Despite the recent pullback, Walmart continues to show strong financial momentum, particularly from its e-commerce initiative. E-commerce sales rose by 24% year-over-year (YOY) last quarter and reached a record high of 23% of revenue. Advertising revenue grew 37% and membership income rose 15%—all important drivers of margin improvement.
To cap a strong period, Walmart announced the authorization of a $30 billion share buyback program, its largest to date. The program equals approximately 3.1% of Walmart's roughly $980 billion market capitalization, giving the company substantial capacity to reduce outstanding shares and support earnings-per-share growth. Notably, the firm's shares outstanding fell by about 0.8% in 2025.
Walmart also announced a 5% increase to its quarterly dividend, underscoring a two-pronged approach to returning capital to shareholders.

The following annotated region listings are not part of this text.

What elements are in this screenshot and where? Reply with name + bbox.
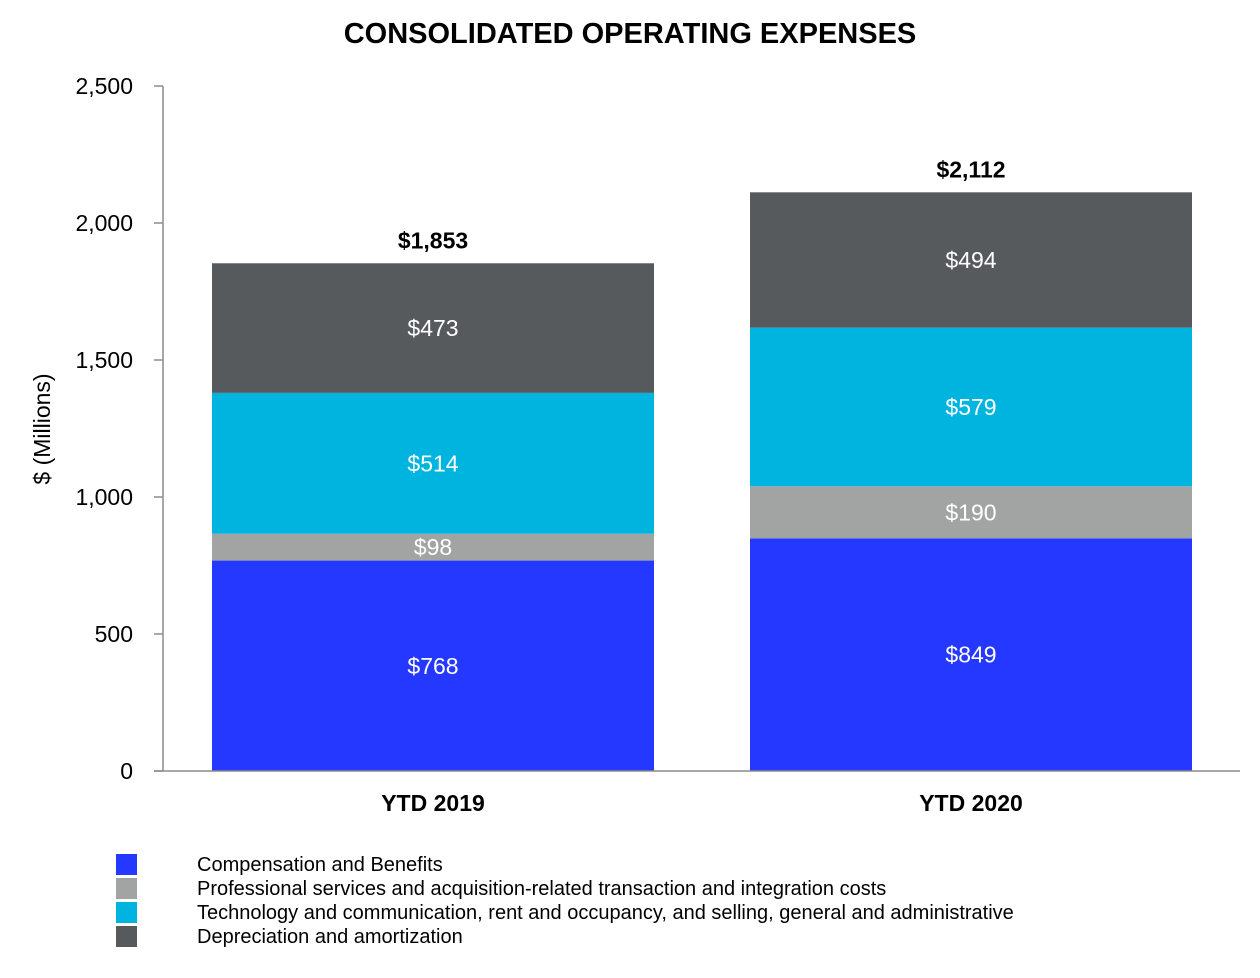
chart-title: CONSOLIDATED OPERATING EXPENSES bbox=[344, 18, 917, 50]
bar-total-label: $1,853 bbox=[398, 227, 468, 253]
y-tick-label: 1,500 bbox=[75, 347, 133, 373]
y-axis: 0 500 1,000 1,500 2,000 2,500 bbox=[75, 73, 164, 784]
bar-segment-2-2 bbox=[750, 486, 1192, 539]
segment-value-label: $768 bbox=[407, 653, 458, 679]
bar-segment-2-1 bbox=[212, 533, 654, 561]
legend-label: Depreciation and amortization bbox=[197, 926, 463, 948]
segment-value-label: $190 bbox=[945, 499, 996, 525]
bars-group: $768 $98 $514 $473 $1,853 $849 $190 $579 $494 $2,… bbox=[212, 156, 1192, 771]
legend-label: Compensation and Benefits bbox=[197, 854, 443, 876]
bar-segment-4-2 bbox=[750, 192, 1192, 328]
segment-value-label: $849 bbox=[945, 642, 996, 668]
y-tick-label: 0 bbox=[120, 758, 133, 784]
legend-label: Professional services and acquisition-re… bbox=[197, 878, 886, 900]
bar-segment-1-2 bbox=[750, 538, 1192, 771]
y-tick-label: 2,500 bbox=[75, 73, 133, 99]
y-tick-label: 2,000 bbox=[75, 210, 133, 236]
legend-label: Technology and communication, rent and o… bbox=[197, 902, 1014, 924]
bar-total-label: $2,112 bbox=[936, 156, 1005, 182]
x-category-label: YTD 2019 bbox=[381, 790, 485, 816]
y-tick-label: 1,000 bbox=[75, 484, 133, 510]
segment-value-label: $494 bbox=[945, 247, 996, 273]
bar-segment-3-2 bbox=[750, 327, 1192, 487]
bar-segment-3-1 bbox=[212, 392, 654, 534]
segment-value-label: $473 bbox=[407, 315, 458, 341]
segment-value-label: $98 bbox=[414, 534, 452, 560]
segment-value-label: $514 bbox=[407, 450, 458, 476]
bar-segment-4-1 bbox=[212, 263, 654, 393]
y-axis-label: $ (Millions) bbox=[29, 373, 55, 484]
legend-swatch bbox=[116, 854, 137, 875]
segment-value-label: $579 bbox=[945, 394, 996, 420]
legend-swatch bbox=[116, 926, 137, 947]
y-tick-label: 500 bbox=[95, 621, 133, 647]
bar-segment-1-1 bbox=[212, 560, 654, 771]
legend-swatch bbox=[116, 902, 137, 923]
legend-swatch bbox=[116, 878, 137, 899]
x-axis: YTD 2019 YTD 2020 bbox=[154, 770, 1240, 816]
x-category-label: YTD 2020 bbox=[919, 790, 1023, 816]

The stock's indicated dividend yield is about 0.8%.
LYFT Holds +15% Buyback Capacity as Shares Get Hit in 2026
Ride-hailing company LYFT (NASDAQ: LYFT) posted a strong 50% return in 2025 but has tumbled more than 25% so far in 2026. The decline followed the company's latest earnings report, which triggered a more than 20% drop over two days after revenue of $1.59 billion—a 3% YOY increase—missed expectations of $1.76 billion.
That said, adjusted EBITDA grew 37% to $154 million and comfortably beat estimates; however, Q1 2026 adjusted EBITDA guidance of $120 million to $140 million was soft.
LYFT also announced a $1 billion share repurchase plan. With a market capitalization of roughly $5.6 billion, the program equals about 17.8% of the company's value. LYFT sharply increased buybacks in 2025, spending around $500 million on repurchases—roughly ten times its 2024 level—which helped reduce its outstanding share count by about 3.7% last year. The size of the new authorization suggests that trend could continue.
EQH Expects to Rebound in 2026, Announces $1B Buyback
Last is financial services firm Equitable (NYSE: EQH). Equitable returned just 3% in 2025 and is down more than 5% in 2026. The company offers insurance, annuities and retirement planning and manages $1.1 trillion in assets under management and administration, a figure that rose by 10% in 2025.
The stock has struggled over the past year, with Equitable missing adjusted EPS estimates for five straight quarters and sales expectations on three occasions. After adjusted EPS rose just 1% in 2025, the company expects a stronger 2026 and sees EPS growth coming in ahead of its long-term target range of 12% to 15%.
Supporting that outlook is a $1 billion share buyback authorization, equal to roughly 8% of the firm's $12.5 billion market capitalization. In 2025, Equitable appears to have taken advantage of a weaker share price, spending about $1.45 billion on buybacks and reducing its outstanding share count by roughly 9% for the year. The recent authorization reinforces the company's ability to return sizable amounts of capital. The stock also carries an indicated dividend yield near 2.4%.
Analysts Express Confidence in EQH Going Forward
Overall, WMT, LYFT and EQH all appear positioned to continue lowering their share counts in 2026. Among them, Equitable—aligned with a rebound narrative—shows the most upside potential according to Wall Street analysts. The MarketBeat consensus price target of just over $62 implies roughly 41% upside. The consensus price target for LYFT indicates a similar level of upside, although targets fell notably after its latest report.